The legislation was passed with 259 on favour, 20 against (134 abstentions) in the conservative Law and Justice party-controlled Sejm on Thursday, Radio Poland reports.
The bill will go to the Senat (upper house) for further debate before being signed into law by President Andrzej Duda.
Prime Minister Mateusz Morawiecki said last week his government’s “Mum 4-plus” provision aims to benefit and recognise “mothers and grandmothers who have devoted their lives to bringing up children” and who deserve “gratitude and respect” from the state and society.
Minister for Family, Labour, and Social Policy Elżbieta Rafalska told media last week, “This project is awaited and very much accepted by society. It shows that this effort… of raising many children enjoys significant support among Poles.”
Expected to benefit some 90,000 Polish women, the “maternal pensions” aim to solve the problem of women who have been mothers to four or more children, and due to being out of the workforce are unable to claim a minimum state pension.
Set to be launched on March 1st, it will be paid to all applicable women who have reached the retirement age of 60, with men able to apply if their wife has died or deserted the family.
The programme is expected to cost in the region of 11 billion złotys (£2.26 billion, $2.92 billion) over the next ten years, with 800 million złotys set aside for this year alone.
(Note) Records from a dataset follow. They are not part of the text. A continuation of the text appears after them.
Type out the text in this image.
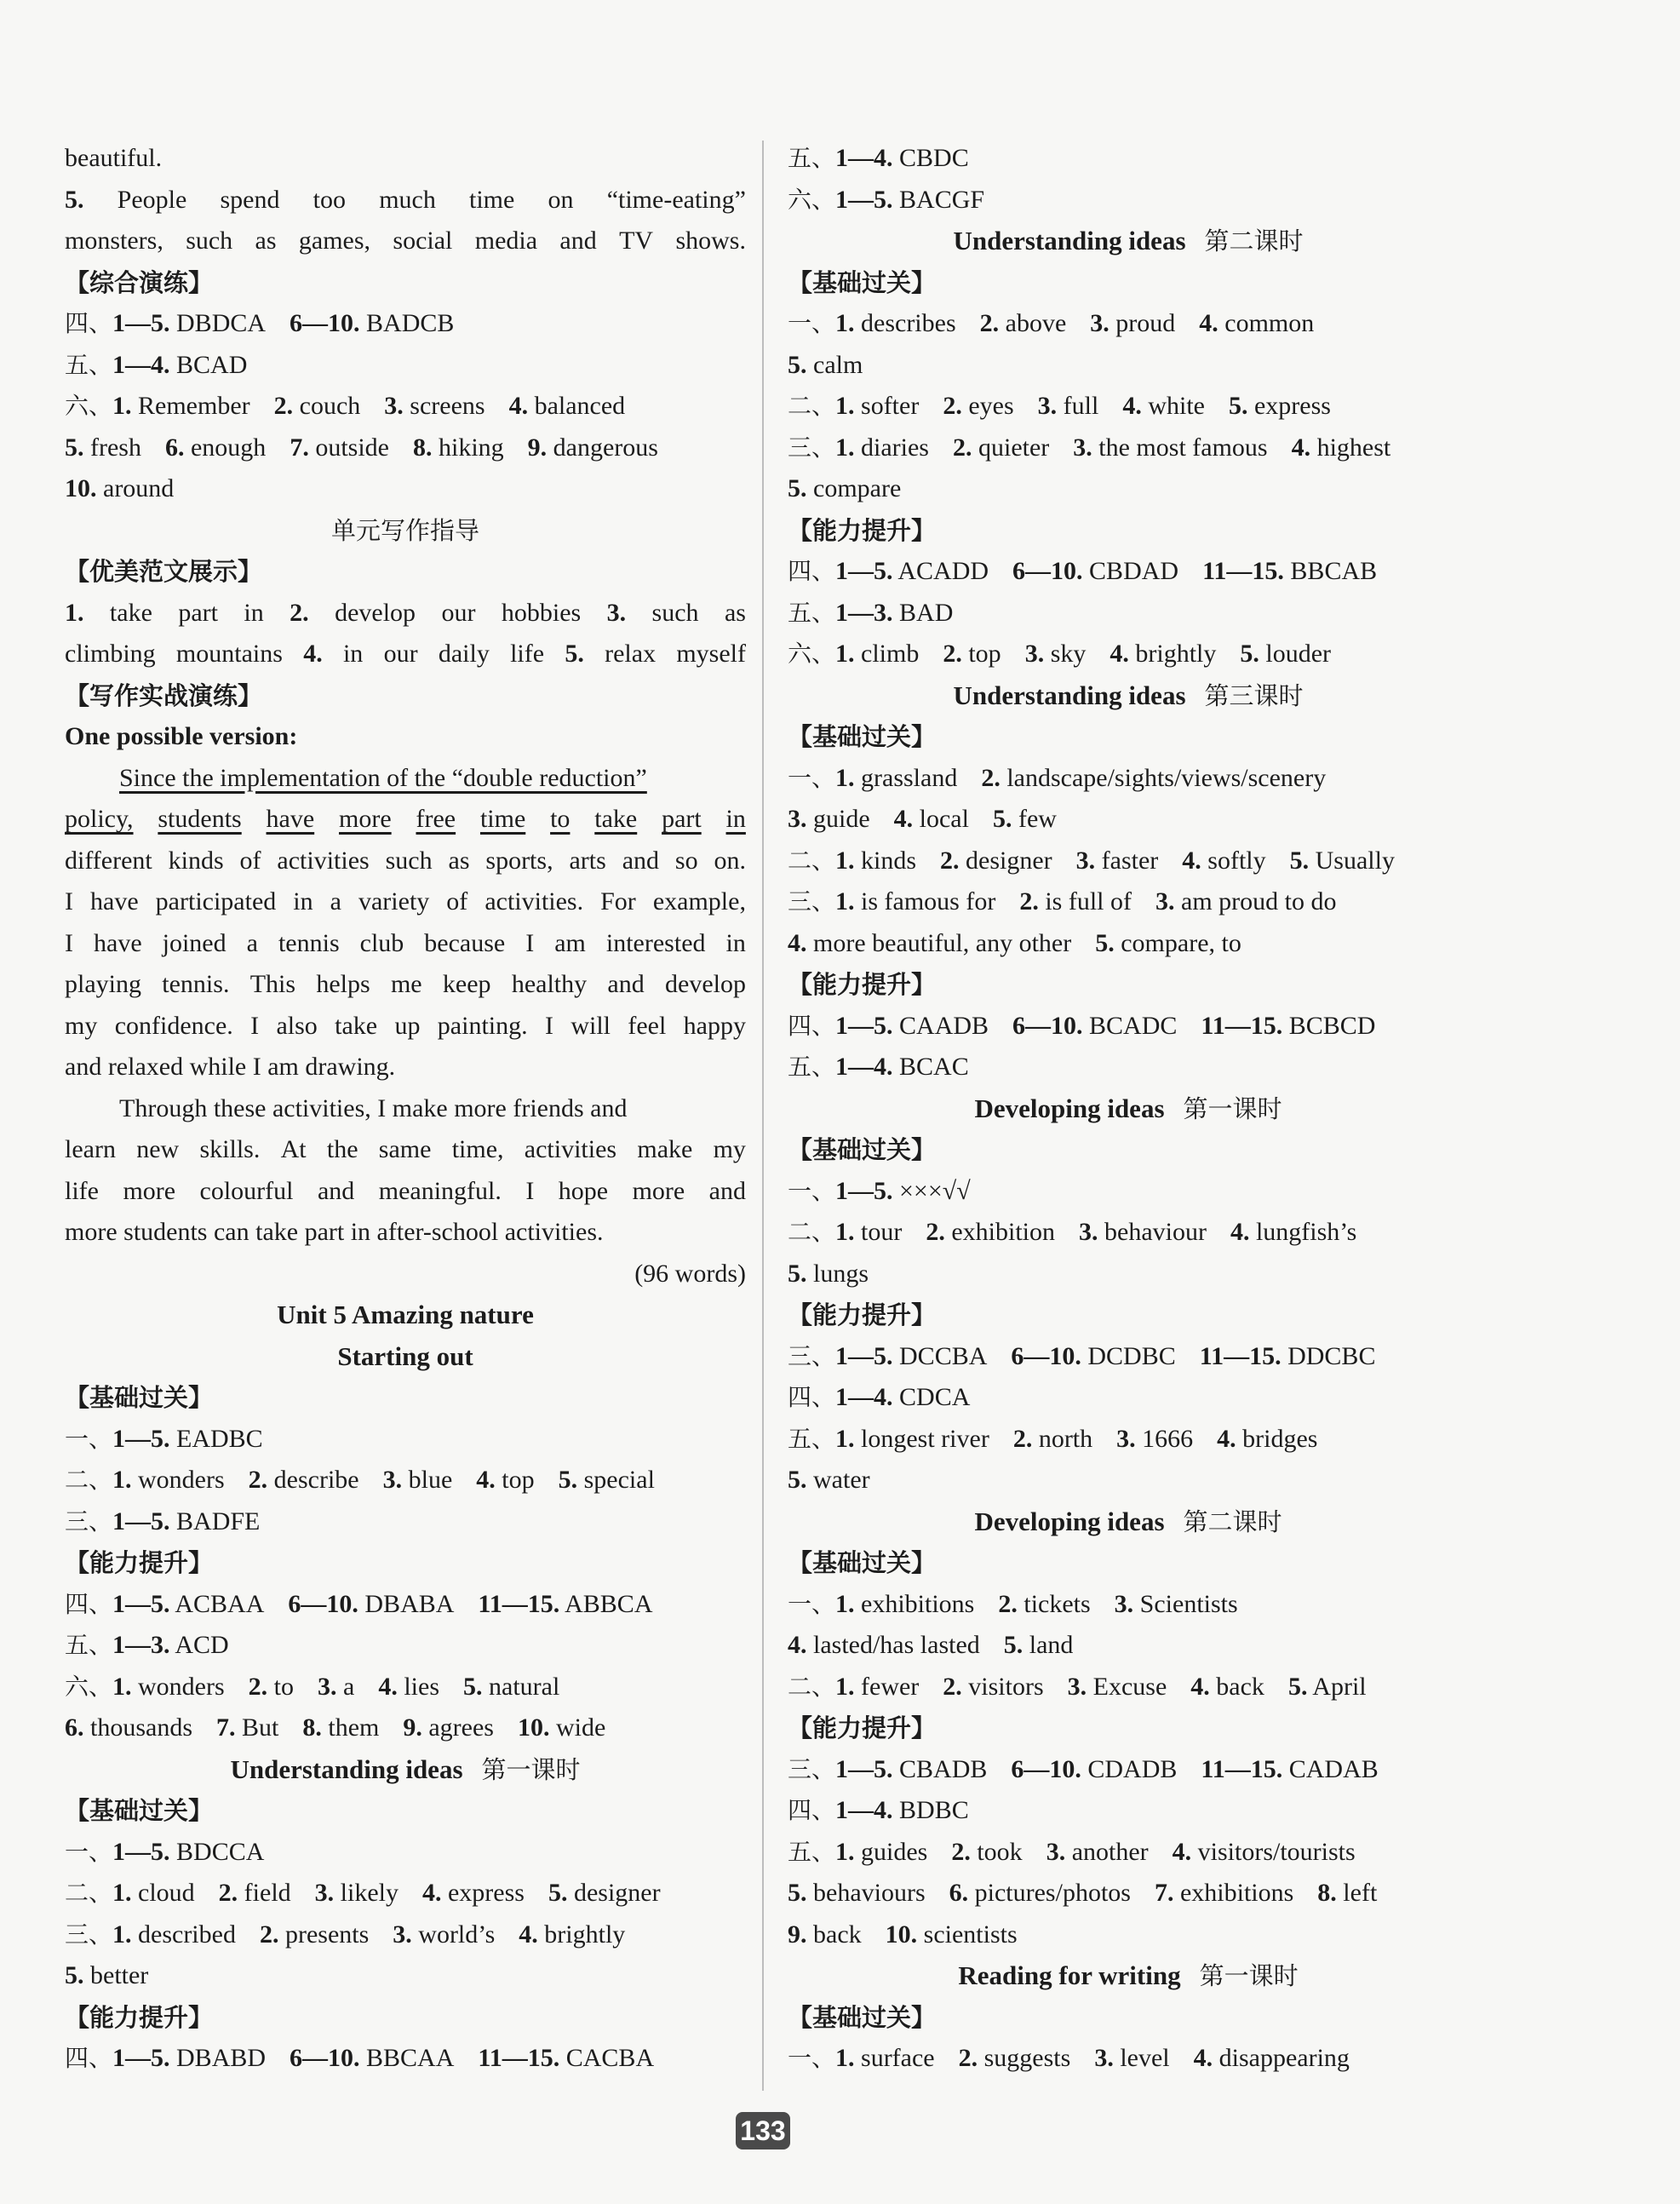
beautiful.
5. People spend too much time on “time-eating”
monsters, such as games, social media and TV shows.
【综合演练】
四、1—5. DBDCA 6—10. BADCB
五、1—4. BCAD
六、1. Remember 2. couch 3. screens 4. balanced
5. fresh 6. enough 7. outside 8. hiking 9. dangerous
10. around
单元写作指导
【优美范文展示】
1. take part in 2. develop our hobbies 3. such as
climbing mountains 4. in our daily life 5. relax myself
【写作实战演练】
One possible version:
Since the implementation of the “double reduction”
policy, students have more free time to take part in
different kinds of activities such as sports, arts and so on.
I have participated in a variety of activities. For example,
I have joined a tennis club because I am interested in
playing tennis. This helps me keep healthy and develop
my confidence. I also take up painting. I will feel happy
and relaxed while I am drawing.
Through these activities, I make more friends and
learn new skills. At the same time, activities make my
life more colourful and meaningful. I hope more and
more students can take part in after-school activities.
(96 words)
Unit 5 Amazing nature
Starting out
【基础过关】
一、1—5. EADBC
二、1. wonders 2. describe 3. blue 4. top 5. special
三、1—5. BADFE
【能力提升】
四、1—5. ACBAA 6—10. DBABA 11—15. ABBCA
五、1—3. ACD
六、1. wonders 2. to 3. a 4. lies 5. natural
6. thousands 7. But 8. them 9. agrees 10. wide
Understanding ideas 第一课时
【基础过关】
一、1—5. BDCCA
二、1. cloud 2. field 3. likely 4. express 5. designer
三、1. described 2. presents 3. world’s 4. brightly
5. better
【能力提升】
四、1—5. DBABD 6—10. BBCAA 11—15. CACBA
五、1—4. CBDC
六、1—5. BACGF
Understanding ideas 第二课时
【基础过关】
一、1. describes 2. above 3. proud 4. common
5. calm
二、1. softer 2. eyes 3. full 4. white 5. express
三、1. diaries 2. quieter 3. the most famous 4. highest
5. compare
【能力提升】
四、1—5. ACADD 6—10. CBDAD 11—15. BBCAB
五、1—3. BAD
六、1. climb 2. top 3. sky 4. brightly 5. louder
Understanding ideas 第三课时
【基础过关】
一、1. grassland 2. landscape/sights/views/scenery
3. guide 4. local 5. few
二、1. kinds 2. designer 3. faster 4. softly 5. Usually
三、1. is famous for 2. is full of 3. am proud to do
4. more beautiful, any other 5. compare, to
【能力提升】
四、1—5. CAADB 6—10. BCADC 11—15. BCBCD
五、1—4. BCAC
Developing ideas 第一课时
【基础过关】
一、1—5. ×××√√
二、1. tour 2. exhibition 3. behaviour 4. lungfish’s
5. lungs
【能力提升】
三、1—5. DCCBA 6—10. DCDBC 11—15. DDCBC
四、1—4. CDCA
五、1. longest river 2. north 3. 1666 4. bridges
5. water
Developing ideas 第二课时
【基础过关】
一、1. exhibitions 2. tickets 3. Scientists
4. lasted/has lasted 5. land
二、1. fewer 2. visitors 3. Excuse 4. back 5. April
【能力提升】
三、1—5. CBADB 6—10. CDADB 11—15. CADAB
四、1—4. BDBC
五、1. guides 2. took 3. another 4. visitors/tourists
5. behaviours 6. pictures/photos 7. exhibitions 8. left
9. back 10. scientists
Reading for writing 第一课时
【基础过关】
一、1. surface 2. suggests 3. level 4. disappearing
133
The family-friendly fiscal policies of the conservative government also include a payment to parents of 500 złotys per second and subsequent child and are part of Law and Justice’s pledge to raise the country’s population, naturally, to 38 million without the need for mass migration from the third world — the preferred method in Western Europe where migration alone accounts for population growth in Germany and Sweden.
Poland’s Central European ally Hungary has also introduced pro-family reforms, where last spring the country’s Prime Minister Viktor Orbán pledged to make demography his “first priority.”
Italy, controlled since last year by a right-populist coalition, also proposed giving farmland to parents who are expecting their third child.
The country’s deputy prime minister and interior minister Matteo Salvini said it was crucial to reverse the demographic decline in Europe, saying, “A country which does not create children is destined to die.”